Let $$\displaystyle f,g$$ be defferentiable functions then

$$\displaystyle (f*g)'=f'*g'$$
Erm... I hope you meant to rectify that and say that $(f \cdot g)'=f' \cdot g + f \cdot g'$ (product rule).

#### MarkFL

Staff member
Re: find derivative with exponential function?

...
Also I need to find g'(x) if g(x)=sqrtx(ex)

would the answer for the second one be .5x-1/2ex?
No. Try applying the product rule for differentiation as stated by I like Serena. What do you find? Show your work, and if you have made a mistake, we will know where it is, and can then offer guidance to help correct the error in the application of the rule.

#### coolbeans33

##### New member
Re: find derivative with exponential function?

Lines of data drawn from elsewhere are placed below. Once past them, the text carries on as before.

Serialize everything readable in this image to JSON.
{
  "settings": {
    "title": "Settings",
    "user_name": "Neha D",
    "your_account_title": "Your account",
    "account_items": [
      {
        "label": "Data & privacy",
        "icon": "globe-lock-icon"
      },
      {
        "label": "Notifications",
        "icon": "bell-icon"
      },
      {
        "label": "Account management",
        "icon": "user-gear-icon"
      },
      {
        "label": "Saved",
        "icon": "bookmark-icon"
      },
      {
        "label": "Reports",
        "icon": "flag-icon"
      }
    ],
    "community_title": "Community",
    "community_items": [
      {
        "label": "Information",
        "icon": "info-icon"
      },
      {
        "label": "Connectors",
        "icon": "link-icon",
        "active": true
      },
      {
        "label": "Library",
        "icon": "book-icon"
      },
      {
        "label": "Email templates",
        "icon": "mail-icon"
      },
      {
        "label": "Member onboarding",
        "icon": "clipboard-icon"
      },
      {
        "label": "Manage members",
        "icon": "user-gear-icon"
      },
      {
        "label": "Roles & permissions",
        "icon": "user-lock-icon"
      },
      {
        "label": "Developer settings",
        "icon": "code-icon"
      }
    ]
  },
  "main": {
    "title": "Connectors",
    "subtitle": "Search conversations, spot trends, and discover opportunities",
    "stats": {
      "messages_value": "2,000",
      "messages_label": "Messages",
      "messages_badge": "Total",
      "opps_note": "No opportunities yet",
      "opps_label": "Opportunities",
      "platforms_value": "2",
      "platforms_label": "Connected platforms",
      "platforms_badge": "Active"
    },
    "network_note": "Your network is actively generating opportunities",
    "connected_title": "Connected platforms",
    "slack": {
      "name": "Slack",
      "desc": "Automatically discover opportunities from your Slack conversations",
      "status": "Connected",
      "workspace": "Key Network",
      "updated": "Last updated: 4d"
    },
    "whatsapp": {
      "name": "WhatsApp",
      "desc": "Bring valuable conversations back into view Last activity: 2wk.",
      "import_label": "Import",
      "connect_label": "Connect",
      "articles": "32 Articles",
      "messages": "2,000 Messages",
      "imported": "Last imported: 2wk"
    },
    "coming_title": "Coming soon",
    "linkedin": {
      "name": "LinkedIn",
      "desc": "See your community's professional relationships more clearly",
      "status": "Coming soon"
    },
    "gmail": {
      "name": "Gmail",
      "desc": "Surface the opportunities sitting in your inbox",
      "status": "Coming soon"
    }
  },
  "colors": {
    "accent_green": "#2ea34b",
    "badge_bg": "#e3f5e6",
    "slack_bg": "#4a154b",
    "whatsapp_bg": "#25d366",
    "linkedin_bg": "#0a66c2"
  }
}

No. Try applying the product rule for differentiate as stated by I like Serena. What do you find? Show your work, and if you have made a mistake, we will know where it is, and can then offer guidance to help correct the error in the application of the rule.
ok so I used the product rule for this one, and I got (ex)(sqrt x) * (.5x1/2)(ex)

is this right?

#### Ackbach

##### Indicium Physicus
Staff member
Re: find derivative with exponential function?

ok so I used the product rule for this one, and I got (ex)(sqrt x) * (.5x1/2)(ex)

is this right?
It would be correct if your '*' changed to a '+', and your exponent on the second term was negative. That is,
$$(\sqrt{x} \, e^{x})'=\frac{1}{2\sqrt{x}} e^{x}+\sqrt{x} \, e^{x}=e^{x} \left( \frac{1}{2\sqrt{x}} +\sqrt{x} \right).$$

The way I think of the product rule is this: write down two copies of the product, add them together, and take a different derivative each time. This way of thinking about has the virtue of scalability:
$$(fgh)'=f'gh+fg'h+fgh'.$$